Peter played forty-eight times for us and scored one goal. He was with Everton between 1970 and 1975 and made his breakthrough into the first team in 1971 after Tommy Wright had a bad time with injuries. He played seven times for Northern Ireland when later he moved to York City. In November 1971 we beat Southampton 8-0 then promptly went on a six match winless run that included four matches in which we scored none.......Football, ey? By then it was obvious the great 1970 championship team was breaking up. Then we played Crystal Palace away in the FA Cup third round, drew 2-2, and beat them 3-2 in the replay. Peter scored in the first few minutes of the second game. By then Harry Catterick had been away ill for some weeks, which turned out to be the beginning of the end for him. When he came back he was mortified to find the team playing like a bull-in-a-china-shop, and Peter Scott charging down the right wing like Alex Scott. He tried to restore the School of Science reputation but it was far too late. We were knocked out of the Cup in the next round, won only two more league games and finished fifteenth in the league. It was the end of an era for us and despite some good runs we never really recovered until Howard Kendall's great teams of the mid eighties.

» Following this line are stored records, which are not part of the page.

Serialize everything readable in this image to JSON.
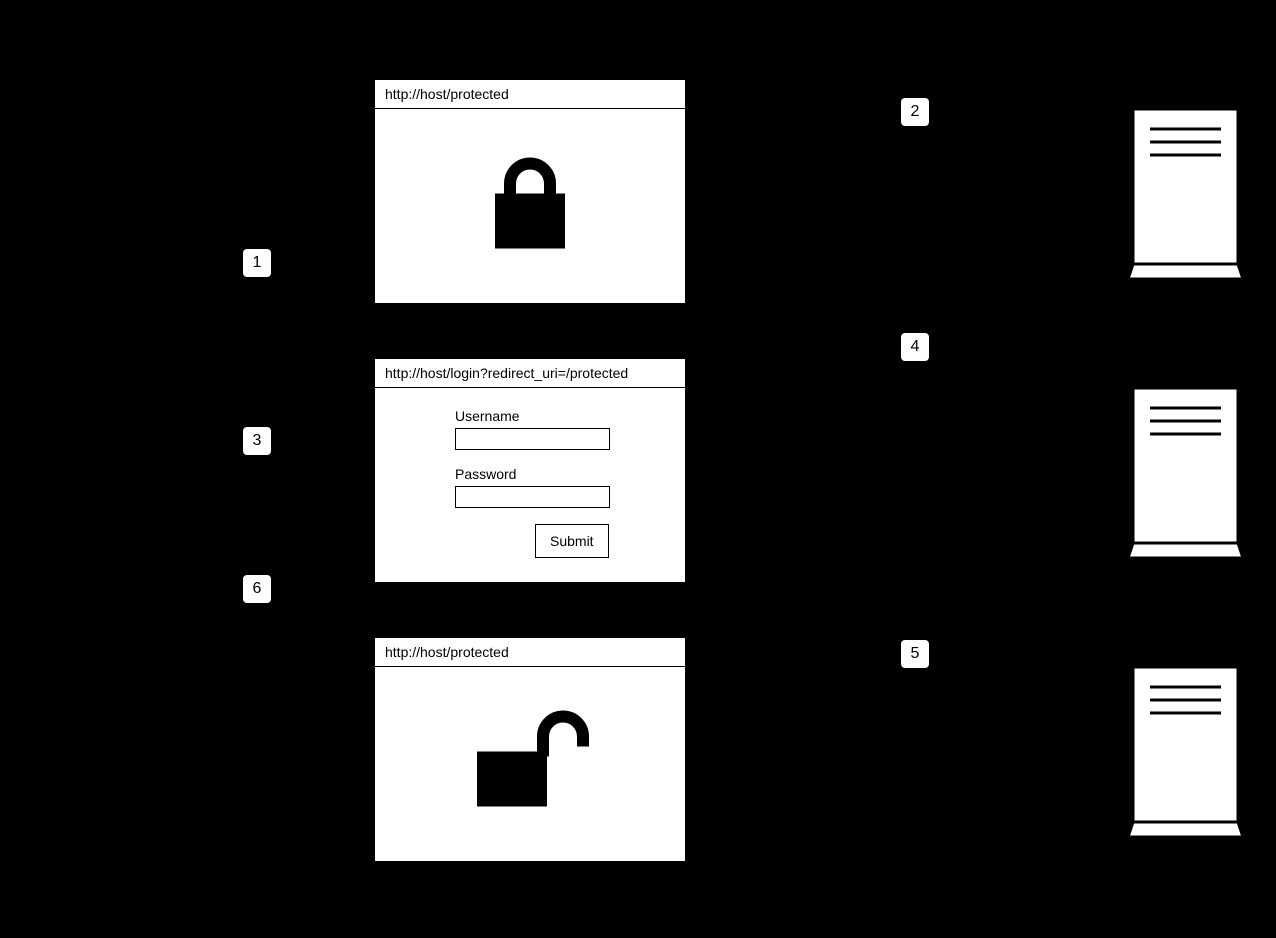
{
  "browsers": {
    "protected1": {
      "url": "http://host/protected"
    },
    "login": {
      "url": "http://host/login?redirect_uri=/protected",
      "username_label": "Username",
      "password_label": "Password",
      "submit_label": "Submit"
    },
    "protected2": {
      "url": "http://host/protected"
    }
  },
  "steps": {
    "s1": "1",
    "s2": "2",
    "s3": "3",
    "s4": "4",
    "s5": "5",
    "s6": "6"
  }
}
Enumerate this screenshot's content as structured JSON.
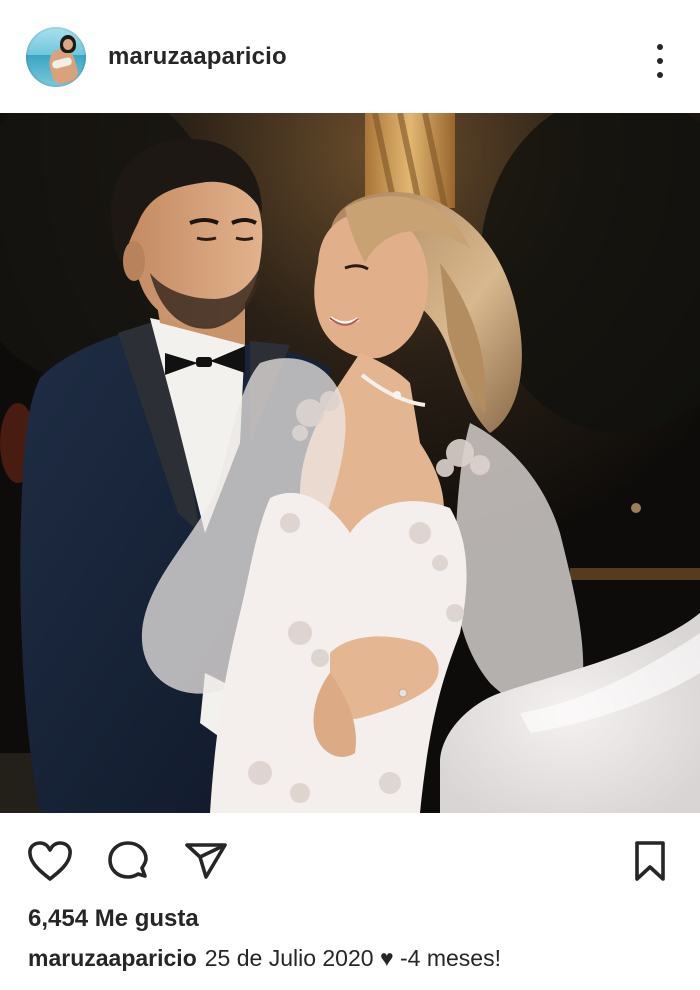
{
  "post": {
    "username": "maruzaaparicio",
    "likes_text": "6,454 Me gusta",
    "caption": {
      "username": "maruzaaparicio",
      "text": "25 de Julio 2020 ♥ -4 meses!"
    }
  },
  "icons": {
    "more": "more-vertical-icon",
    "like": "heart-icon",
    "comment": "comment-bubble-icon",
    "share": "paper-plane-icon",
    "save": "bookmark-icon"
  },
  "colors": {
    "text": "#262626",
    "background": "#ffffff"
  }
}
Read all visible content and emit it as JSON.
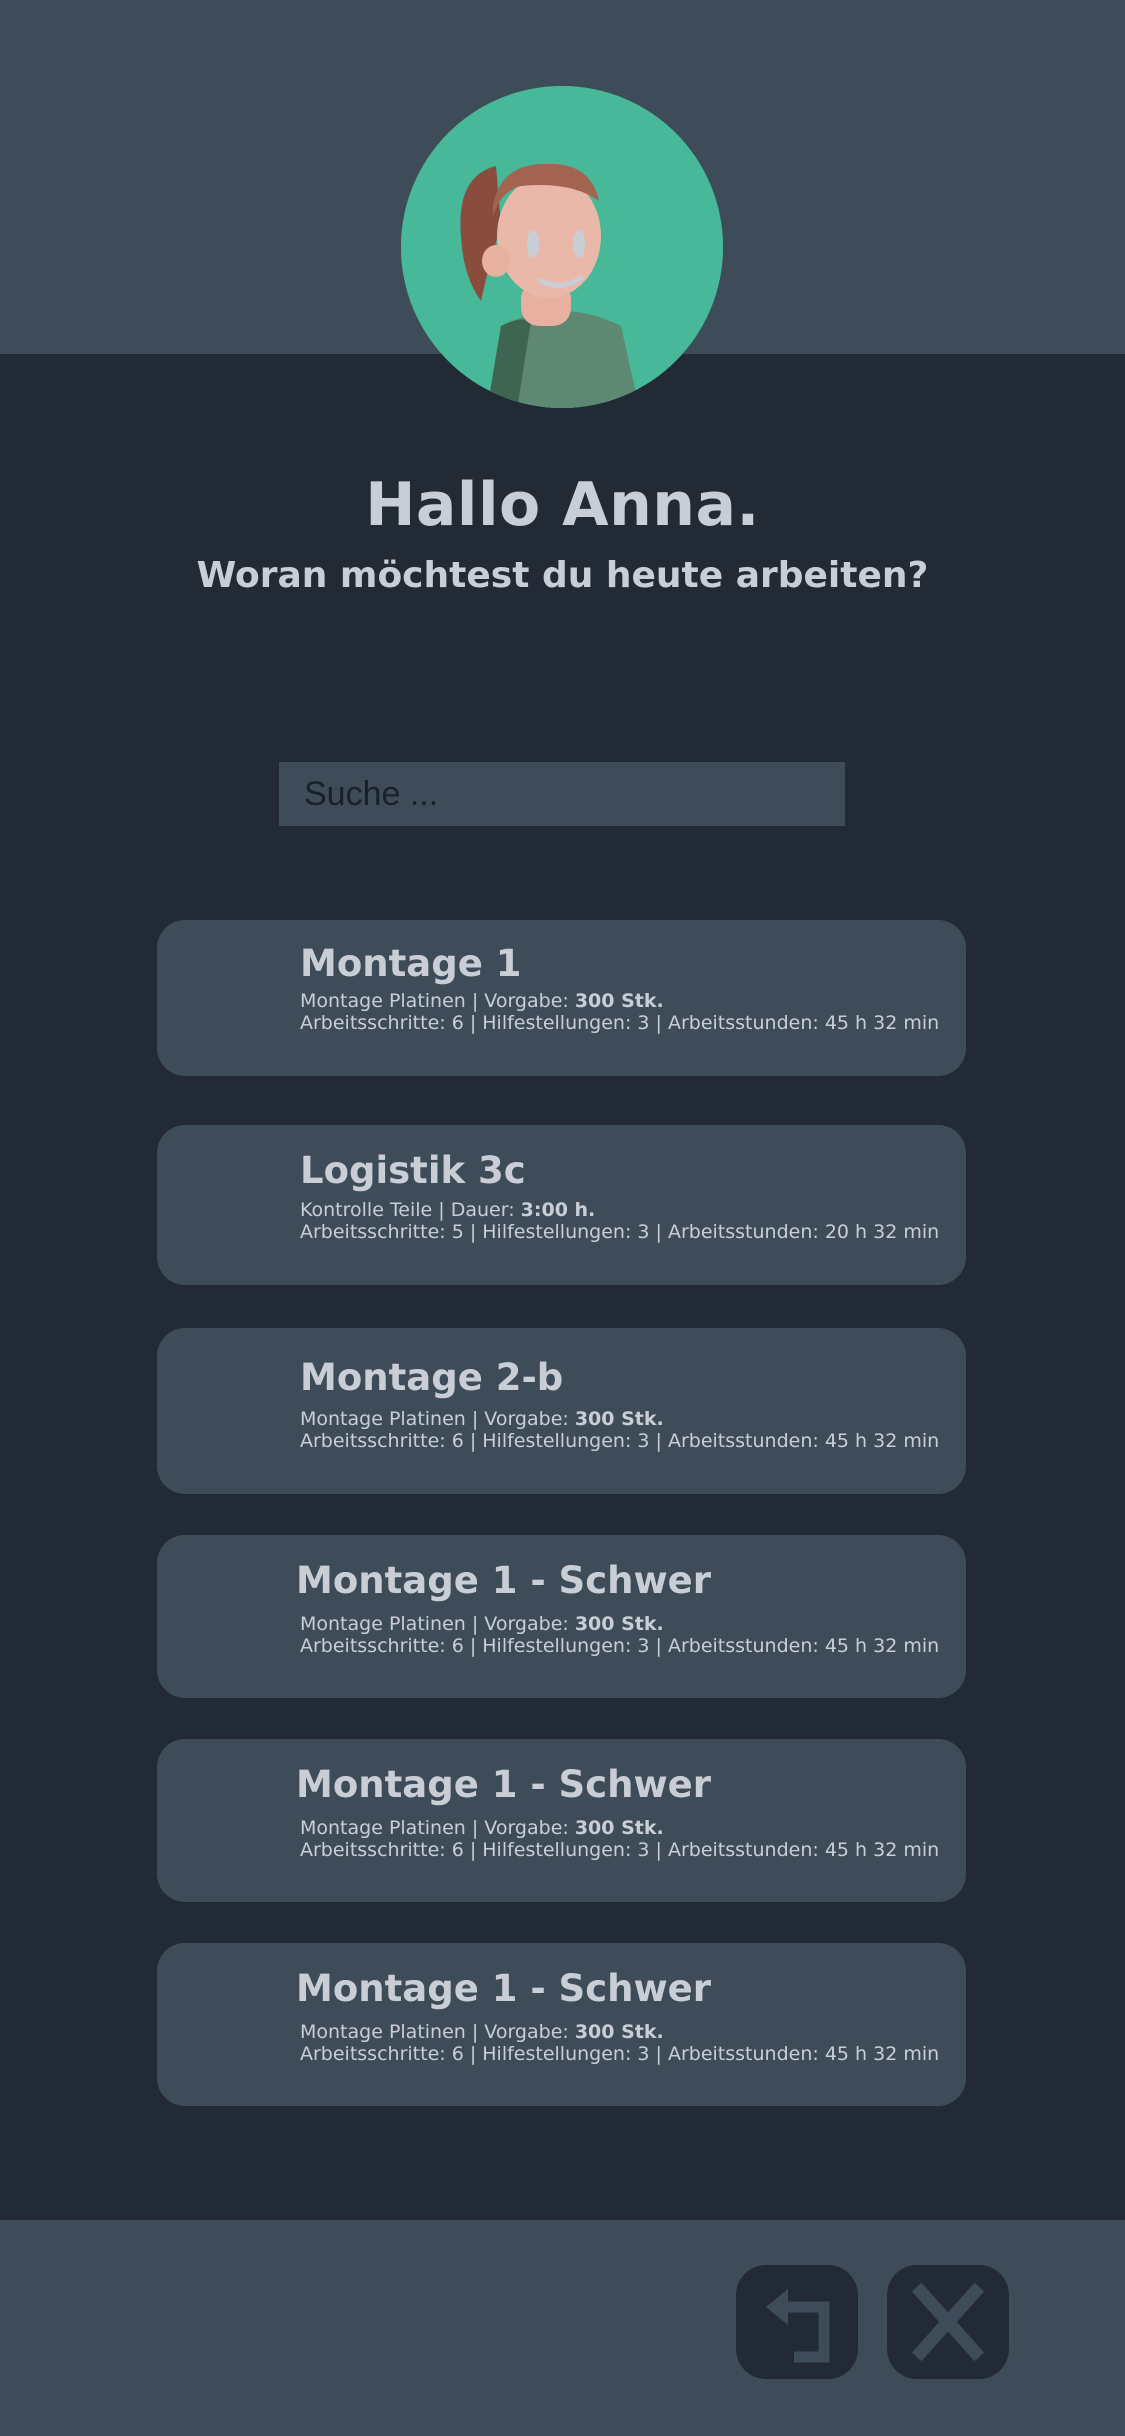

The relevance of Peter and Gabby to Seamus Coleman is this: both of them were crowd-pleasers because they barrelled forward with the kind of buccaneering runs beloved by crowds across the world, but particularly in England. By and large English crowds don't want to see push and run footy, they want goalmouth action. This is why average Dutch or Italian games would empty our stadia. But Peter's defensive work left a lot to be desired; he tried hard to rectify it but never managed it and soon became a reserve player. Gabby of course was never a centre forward and the patchy experiment was quickly abandoned. In both cases the crowd loved to see them chasing everything and cheered them to the echo. In both cases it was simply unsustainable because there's more to team play than listening to the crowd. Anyone who has played the game will tell you the same. Seamus, beware you don't become just another meteor burning up in the atmosphere. Football crowds can do that to a young player.
So if it came to a straight choice between Tony Hibbert/Phil Neville and Seamus, at the moment Tony/Phil gets my vote every day of the week and twice on Sundays. They have a proven track record, Seamus hasn't and won't get one until he buckles down and concentrates better. If he doesn't learn the lessons he won't make it, simple as. It's a hard but necessary fact of professional football life.
And yes, I have been waiting impatiently to use this as a closer - no gnus is good news.